Unless liver tests are carefully selected, good prognosis cannot be expected.
Tests used to initially evaluate liver disease can be categorized as two groups: (1) indicating injury, such as release of intracellular enzymes; and (2) measuring or representing actual function.
credit: Blood Test Careme
As major functions, the liver clears, biotransforms, and detoxifies toxic metabolites and exogenous compounds; synthesizes and exports various plasma proteins; and metabolizes carbohydrates, amino acids, and lipids.
When patients have specific diseases, although some of these liver functions may be remarkably impaired, others are not completely affected. Liver tests should be carefully selected and interpreted based on the total clinical situation.
1. Serum Enzyme Tests
The levels of hepatic enzymes found in plasma represents hepatocyte turnover or injury.
When cells get injured or die, phospholipases are activated to create holes in the plasma membrane, thereby increasing the release of intracellular contents.

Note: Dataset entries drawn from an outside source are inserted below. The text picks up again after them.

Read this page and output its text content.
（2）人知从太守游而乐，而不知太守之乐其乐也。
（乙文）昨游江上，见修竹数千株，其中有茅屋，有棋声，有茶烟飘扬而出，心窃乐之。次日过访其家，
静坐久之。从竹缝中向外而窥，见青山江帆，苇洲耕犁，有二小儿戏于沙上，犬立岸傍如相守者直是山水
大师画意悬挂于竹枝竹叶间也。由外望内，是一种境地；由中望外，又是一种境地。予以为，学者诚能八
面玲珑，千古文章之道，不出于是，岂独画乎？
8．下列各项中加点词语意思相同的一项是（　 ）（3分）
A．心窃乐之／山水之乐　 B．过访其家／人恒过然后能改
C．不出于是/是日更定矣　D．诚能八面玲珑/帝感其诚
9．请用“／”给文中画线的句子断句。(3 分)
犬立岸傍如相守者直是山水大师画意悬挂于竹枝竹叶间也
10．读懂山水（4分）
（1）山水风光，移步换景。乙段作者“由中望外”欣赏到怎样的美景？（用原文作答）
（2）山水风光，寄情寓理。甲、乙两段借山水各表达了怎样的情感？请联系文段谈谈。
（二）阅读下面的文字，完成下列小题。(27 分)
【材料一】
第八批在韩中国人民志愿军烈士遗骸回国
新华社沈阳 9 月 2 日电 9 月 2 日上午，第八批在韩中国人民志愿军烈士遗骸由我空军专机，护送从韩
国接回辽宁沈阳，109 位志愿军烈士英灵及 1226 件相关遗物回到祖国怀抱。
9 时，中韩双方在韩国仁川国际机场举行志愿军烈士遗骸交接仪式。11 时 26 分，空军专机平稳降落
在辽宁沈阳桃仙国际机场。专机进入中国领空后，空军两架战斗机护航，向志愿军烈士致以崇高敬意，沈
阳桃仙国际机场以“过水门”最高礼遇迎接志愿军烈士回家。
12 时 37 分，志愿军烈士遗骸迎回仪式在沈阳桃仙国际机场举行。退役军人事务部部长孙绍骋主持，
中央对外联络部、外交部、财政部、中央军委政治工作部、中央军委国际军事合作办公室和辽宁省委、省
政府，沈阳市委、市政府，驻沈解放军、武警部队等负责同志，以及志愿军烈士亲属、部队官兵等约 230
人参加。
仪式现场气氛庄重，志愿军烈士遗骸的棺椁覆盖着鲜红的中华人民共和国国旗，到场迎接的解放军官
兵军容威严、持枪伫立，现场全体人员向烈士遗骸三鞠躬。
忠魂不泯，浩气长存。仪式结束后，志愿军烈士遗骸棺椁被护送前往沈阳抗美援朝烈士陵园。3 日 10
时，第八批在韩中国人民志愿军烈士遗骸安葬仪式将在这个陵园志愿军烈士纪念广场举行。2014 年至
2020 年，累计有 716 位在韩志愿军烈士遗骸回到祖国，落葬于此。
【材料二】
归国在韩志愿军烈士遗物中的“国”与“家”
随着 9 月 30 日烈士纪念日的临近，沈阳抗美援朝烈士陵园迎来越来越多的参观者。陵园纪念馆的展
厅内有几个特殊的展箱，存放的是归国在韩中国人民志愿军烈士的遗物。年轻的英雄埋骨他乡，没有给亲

2. Tests Based on Clearance of Metabolites and Drugs
The liver mainly removes various metabolites and toxins from the blood.
When patients have liver disease, metabolites and toxins may be properly removed because parenchymal cells are lost, bile secretion is decreased, bile duct is obstructed, cellular uptake or metabolism is decreased, or hepatic blood flow is decreased.
In the case that a metabolite (e.g., bilirubin) is produced at a constant rate, its serum level can serve for an adequate indicator of liver function. The clearance rate from plasma of certain drugs may be similarly interpreted.
Hyperbilirubinemia is a typical sign of diseases that includes generalized liver disease, inherited disorders of bilirubin metabolism, and nonhepatic conditions.
Higher bilirubin levels correlate with a poorer prognosis in acute alcoholic hepatitis, fulminant hepatic failure, primary biliary cirrhosis, and most forms of chronic liver disease.
Ammonia is a byproduct of amino acid metabolism. The liver removes ammonia from blood, converts it into urea in the Krebs-Henseleit cycle, and excretes it through the kidneys.
When patients have portosystemic shunting, severe hepatic dysfunction (e.g., fulminant hepatic failure), or defects in urea cycle metabolism, ammonia levels rise.
3. Tests Reflecting Hepatic Synthetic Function
3-1. Coagulation Tests
Coagulation tests measure patients' blood clotting ability and the amount of time it takes.
Diseases that cause coagulation problems include liver disease, thrombophilia (excessive clotting), and hemophilia (impairment of clotting inability).
3-2. Prothrombin Time
The prothrombin time represents the plasma concentrations of prothrombin and fibrinogen.
When patients have vitamin K deficiency, liver disease, or both, the prothrombin time will prolong.
Only the liver can produce albumin. Its plasma concentration represents the balance between its synthetic rate and its plasma half-life (about 21 days).
The synthetic rate of albumin varies depending on the patients' nutritional state, thyroid and glucocorticoid hormone levels, plasma colloid osmotic pressure, exposure to hepatotoxins (e.g., alcohol), and presence of systemic disorders or liver disease.